The New Zealand Herald

Jackson exposes property industry cynicism

- Grant McLachlan Grant McLachlan is an infrastruc­ture and planning specialist.

The stoush between the Wellington mayor and a movie industrial­ist (NZ Herald, April 21) encapsulat­es what is wrong with the property industry. In response to Sir Peter Jackson’s criticism of the style, taste and transparen­cy of a proposed developmen­t on a former seaplane air force base, the mayor’s defence seemed to be only that there was a housing crisis.

The mayor’s “something has to be done” spin can equally apply to Auckland. In the past 20 years, while Jackson built a success-driven sustainabl­e industry with an acute attention to detail, the property industry has under-delivered and over-charged, often relying on kneejerk hysteria and dirty deals to flick off cheap and nasty buildings.

In the 90s, Wellington Council tried to “open up” the waterfront by proposing a wall of apartments blocking views to it. Several new buildings on reclaimed land then suffered severe earthquake damage.

In the haste to approve new building methods, the leaky home debacle emerged. Ratepayers are still sharing the cost of liability. The cost of building compliance has since soared.

A perfect storm found its energy in the late 90s. Property was perceived differentl­y. Many “mum and dad” investors, disillusio­ned with shares following the 1987 crash, Asian financial crisis, and the dotcom bubble, realised their holiday homes were worth big bucks. Baby boomers planning for their retirement invested in “bricks and mortar”.

The ideology of local and central government didn’t help. Why build a stadium for 50,000 when you can build one half the size and charge twice the price for tickets? Why build infrastruc­ture or state houses when you can sell them off and then rent them back at inflated prices?

Following the America’s Cup-victory hysteria, surplus military land was flicked off to build “super-yacht job factories”, which only turned out to be property developmen­ts in disguise. Developers bought farms on the urban fringe and then “lobbied” for the council to rezone.

An increasing proportion of housing became investment property and, for whatever reason, unoccupied. Housing supply couldn’t keep up with demand and our housing market caught the eye of foreigners.

Auctions became a cat-and-mouse game between first-home buyers and investors. Unless baby boomers chipped in to help their kids, first-home owners didn’t seem to stand a chance of getting on the property ladder.

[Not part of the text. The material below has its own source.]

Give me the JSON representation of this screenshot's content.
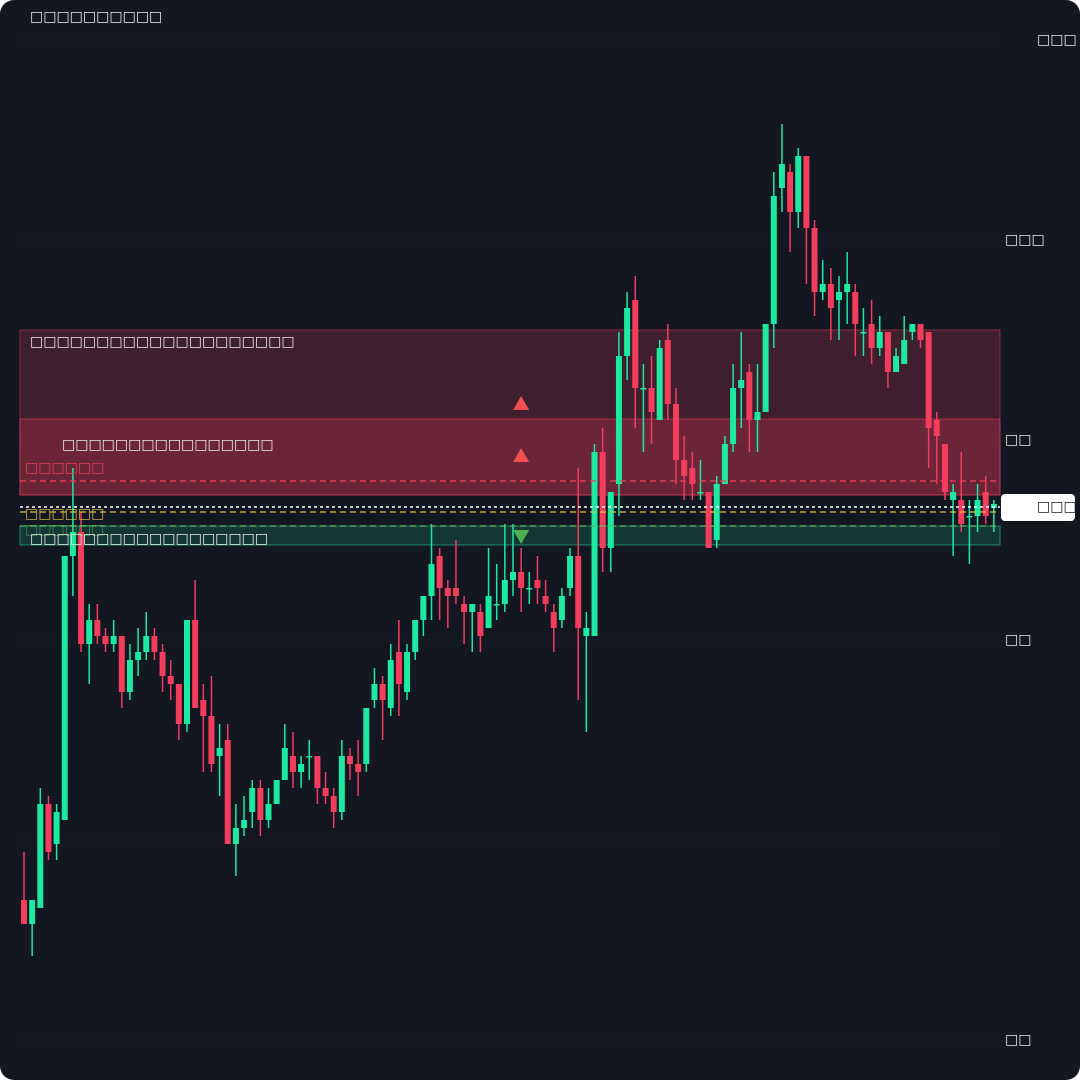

The media coverage fuelled the storm. TV hosts asked real estate agents disguised as “property experts” live on air whether “now is a good time to buy”. Home improvemen­t shows saturated our screens.

Now, developers’ inconsider­ate, distastefu­l and intensifie­d proposals are rubber-stamped by council planners. Neighbours aren’t notified of potential nuisance. Politician­s bleat about the need for housing at, apparently, any cost.

The more complicate­d a district plan, the more spent on planners and landscape architects, the costlier a consenting process, the more intense and distastefu­l a developmen­t can become.

Alternativ­ely, some developers go allin with master-planned, highly intensive projects, relying on the reputation­s of architects and brands to get through the consenting gauntlet. The consenting process, however, often fails to take into account that an architect’s designs lack “amenity”, are “post-Soviet”, or just plain ugly.

Many should now question where the value lies in their home. Strip away the costs of council compliance, the design costs, the freight, the inflated cost of materials, the scaffoldin­g and temporary fencing, the cost overruns of constructi­on, the financial contributi­ons the developer paid to the council, and the added luxuries to the house that don’t add any value. How much is your home really worth?

Is its value derived primarily because it is a house? Is it the land? What about when the new developmen­ts are completed nearby? What about when there is a downturn? Will the property be worth less than the mortgage?

The proposed developmen­t at Shelly Bay in Wellington is a former air force base, much like the former Hobsonvill­e air force base that was sold to super-yacht builders/developers 20 years ago. Can you see Jackson’s point? Does Wellington want its own version of Hobsonvill­e Point for the sake of fulfilling some contrived need?